5 Reasons Why MedTech Suppliers Will Need to Put More Skin in the Game
Here are five reasons performance-based contracting and pricing is here to stay, and healthcare suppliers will need to have more skin in the game.
- Reimbursement Model: An increasing share of customer reimbursement is being tied to performance-based measures by payers. An example is the CMS value-based purchasing program in the USA.
- Buyer Sophistication: Buyers are becoming more sophisticated and have a deeper understanding of total cost of ownership/care and the capabilities to do PBC.
- Data and Analytics: Improvements in data will better enable measurement and tracking of outcomes to help make these arrangements less of an administrative burden.

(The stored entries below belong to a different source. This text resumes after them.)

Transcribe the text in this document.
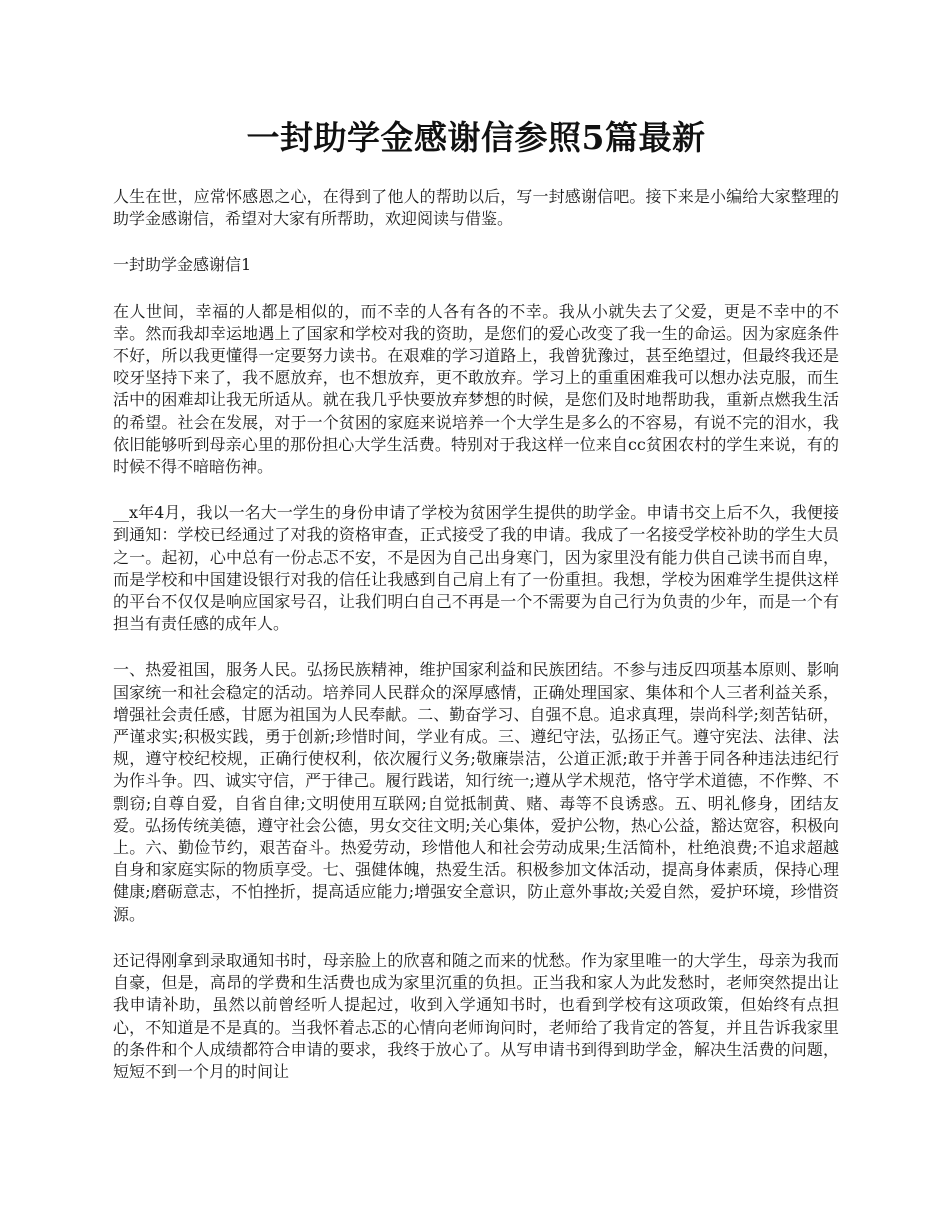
一封助学金感谢信参照5篇最新

人生在世，应常怀感恩之心，在得到了他人的帮助以后，写一封感谢信吧。接下来是小编给大家整理的助学金感谢信，希望对大家有所帮助，欢迎阅读与借鉴。

一封助学金感谢信1

在人世间，幸福的人都是相似的，而不幸的人各有各的不幸。我从小就失去了父爱，更是不幸中的不幸。然而我却幸运地遇上了国家和学校对我的资助，是您们的爱心改变了我一生的命运。因为家庭条件不好，所以我更懂得一定要努力读书。在艰难的学习道路上，我曾犹豫过，甚至绝望过，但最终我还是咬牙坚持下来了，我不愿放弃，也不想放弃，更不敢放弃。学习上的重重困难我可以想办法克服，而生活中的困难却让我无所适从。就在我几乎快要放弃梦想的时候，是您们及时地帮助我，重新点燃我生活的希望。社会在发展，对于一个贫困的家庭来说培养一个大学生是多么的不容易，有说不完的泪水，我依旧能够听到母亲心里的那份担心大学生活费。特别对于我这样一位来自cc贫困农村的学生来说，有的时候不得不暗暗伤神。

__x年4月，我以一名大一学生的身份申请了学校为贫困学生提供的助学金。申请书交上后不久，我便接到通知：学校已经通过了对我的资格审查，正式接受了我的申请。我成了一名接受学校补助的学生大员之一。起初，心中总有一份忐忑不安，不是因为自己出身寒门，因为家里没有能力供自己读书而自卑，而是学校和中国建设银行对我的信任让我感到自己肩上有了一份重担。我想，学校为困难学生提供这样的平台不仅仅是响应国家号召，让我们明白自己不再是一个不需要为自己行为负责的少年，而是一个有担当有责任感的成年人。

一、热爱祖国，服务人民。弘扬民族精神，维护国家利益和民族团结。不参与违反四项基本原则、影响国家统一和社会稳定的活动。培养同人民群众的深厚感情，正确处理国家、集体和个人三者利益关系，增强社会责任感，甘愿为祖国为人民奉献。二、勤奋学习、自强不息。追求真理，崇尚科学;刻苦钻研，严谨求实;积极实践，勇于创新;珍惜时间，学业有成。三、遵纪守法，弘扬正气。遵守宪法、法律、法规，遵守校纪校规，正确行使权利，依次履行义务;敬廉崇洁，公道正派;敢于并善于同各种违法违纪行为作斗争。四、诚实守信，严于律己。履行践诺，知行统一;遵从学术规范，恪守学术道德，不作弊、不剽窃;自尊自爱，自省自律;文明使用互联网;自觉抵制黄、赌、毒等不良诱惑。五、明礼修身，团结友爱。弘扬传统美德，遵守社会公德，男女交往文明;关心集体，爱护公物，热心公益，豁达宽容，积极向上。六、勤俭节约，艰苦奋斗。热爱劳动，珍惜他人和社会劳动成果;生活简朴，杜绝浪费;不追求超越自身和家庭实际的物质享受。七、强健体魄，热爱生活。积极参加文体活动，提高身体素质，保持心理健康;磨砺意志，不怕挫折，提高适应能力;增强安全意识，防止意外事故;关爱自然，爱护环境，珍惜资源。

还记得刚拿到录取通知书时，母亲脸上的欣喜和随之而来的忧愁。作为家里唯一的大学生，母亲为我而自豪，但是，高昂的学费和生活费也成为家里沉重的负担。正当我和家人为此发愁时，老师突然提出让我申请补助，虽然以前曾经听人提起过，收到入学通知书时，也看到学校有这项政策，但始终有点担心，不知道是不是真的。当我怀着忐忑的心情向老师询问时，老师给了我肯定的答复，并且告诉我家里的条件和个人成绩都符合申请的要求，我终于放心了。从写申请书到得到助学金，解决生活费的问题，短短不到一个月的时间让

- Cost-Pressures: Customers will continue to be under cost pressure and will no longer be willing to “trust” a supplier’s statement that a solution will deliver outcomes. Many hospital administrators, for example, can cite numerous instances of expensive devices and drugs that did not work as promised and cost hospitals millions.
- Move to Collaborative Models: Buyer-seller relationship models will continue to evolve from transactional to a more collaborative model which should will help enable risk-sharing arrangements.
A recent survey I conducted, along with Model N, of medical device executives showed that 43% of respondents believe 30% or more of their revenue will be tied to performance-based arrangements in ten years. This should be an opportunity for suppliers who are prepared, and can use these arrangements proactively and appropriately.